What’s more amazing are that my dreams are now amazingly vivid!

For the last three nights I’ve had very profound dreams. These really were inspiring and I found myself thinking about them well into the afternoon.

I haven’t dreamt like this in years!

If this continues, I’m going to restart the habit of keeping a dream journal (perhaps via audio).

Additionally, my rides have been improving. My subjective ride quality on my morning 15 mile ride was about an 8 out of 10 … which is really good as lately I’ve felt I’ve been overtraining.

I hypothesize that the quality of REM is significantly improving which explains the vibrant dreams and also explains the aided recovery in my fitness.

I was able to experiment with this by not replacing my blinds but instead just taping black trash bags over the window. It’s not pretty and only temporary. I’ll buy more expensive blinds in the future but this was a cheap $20 experiment.

I also found that I wasn’t able to fully black out the whole room and there are some spots which let in some mild light in the morning. Interestingly, the last 2 days I woke up just after sunrise so I think if I make sure no light is let in EVEN during sunrise then I can further optimize my sleep experience.

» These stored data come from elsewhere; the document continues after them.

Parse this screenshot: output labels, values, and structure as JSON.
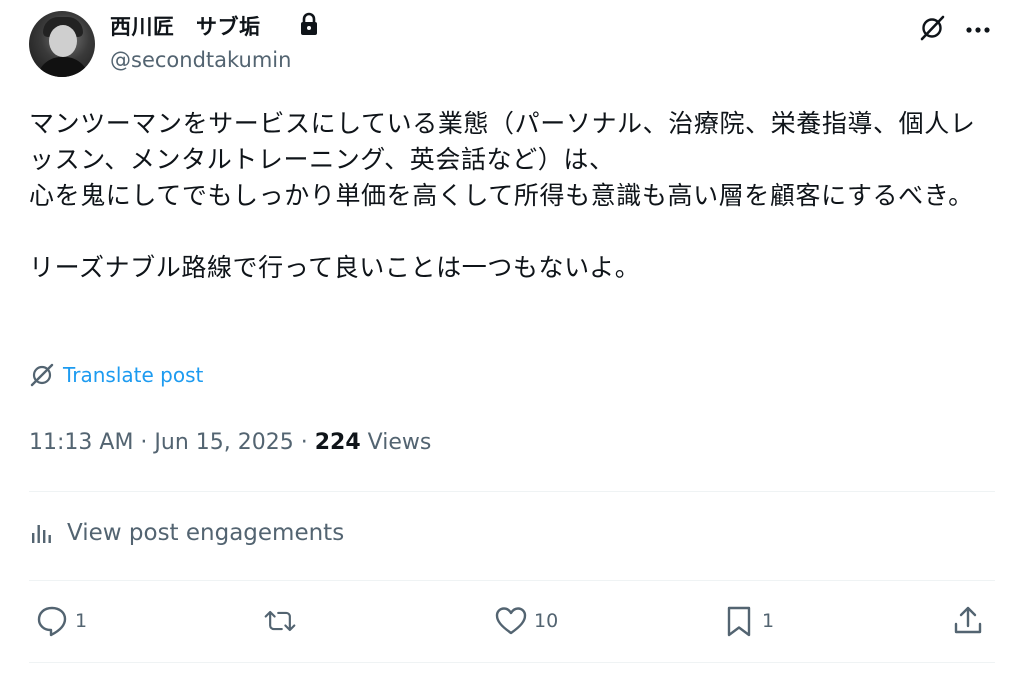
{
  "author": {
    "display_name": "西川匠　サブ垢",
    "handle": "@secondtakumin"
  },
  "tweet": {
    "text": "マンツーマンをサービスにしている業態（パーソナル、治療院、栄養指導、個人レッスン、メンタルトレーニング、英会話など）は、\n心を鬼にしてでもしっかり単価を高くして所得も意識も高い層を顧客にするべき。\n\nリーズナブル路線で行って良いことは一つもないよ。",
    "translate_label": "Translate post",
    "timestamp": "11:13 AM · Jun 15, 2025 · ",
    "views_count": "224",
    "views_label": " Views"
  },
  "engagements_label": "View post engagements",
  "actions": {
    "reply_count": "1",
    "repost_count": "",
    "like_count": "10",
    "bookmark_count": "1"
  },
  "icons": {
    "lock": "lock-icon",
    "grok": "grok-icon",
    "more": "more-icon",
    "translate": "translate-icon",
    "engagements": "bar-chart-icon",
    "reply": "reply-icon",
    "repost": "repost-icon",
    "like": "heart-icon",
    "bookmark": "bookmark-icon",
    "share": "share-icon"
  },
  "colors": {
    "link": "#1d9bf0",
    "secondary_text": "#536471",
    "primary_text": "#0f1419"
  }
}
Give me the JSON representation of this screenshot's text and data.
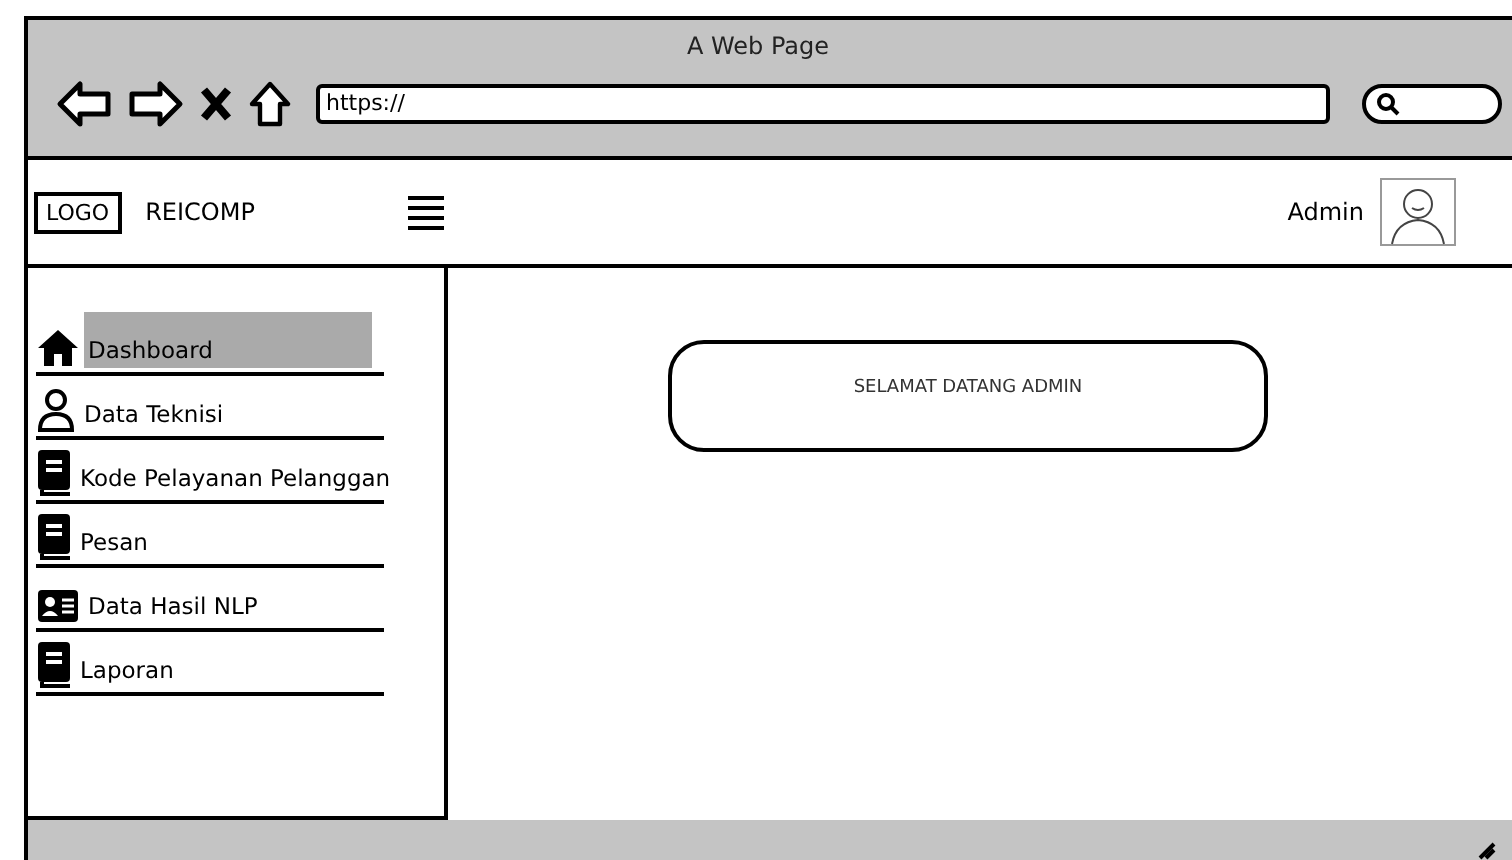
{
  "window": {
    "title": "A Web Page"
  },
  "browser": {
    "url": "https://"
  },
  "header": {
    "logo": "LOGO",
    "brand": "REICOMP",
    "user": "Admin"
  },
  "sidebar": {
    "items": [
      {
        "label": "Dashboard",
        "selected": true
      },
      {
        "label": "Data Teknisi",
        "selected": false
      },
      {
        "label": "Kode Pelayanan Pelanggan",
        "selected": false
      },
      {
        "label": "Pesan",
        "selected": false
      },
      {
        "label": "Data Hasil NLP",
        "selected": false
      },
      {
        "label": "Laporan",
        "selected": false
      }
    ]
  },
  "main": {
    "welcome": "SELAMAT DATANG ADMIN"
  }
}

So far this has been full of WIN. Very excited to see what happens over the next few weeks.

My initial goals were to sleep less total hours but I’ll settle for this as it will also have a significant impact on my quality of life.

Another quick thought. The Zeo has turned out to be of no help. My ZQ scores are the same if not lower. On Sunday night I woke up 5 times. The Zeo says I only woke up once. My current thinking about the Zeo is that it’s an expensive pseudoscientific toy… Even gradual wake up function hasn’t helped me.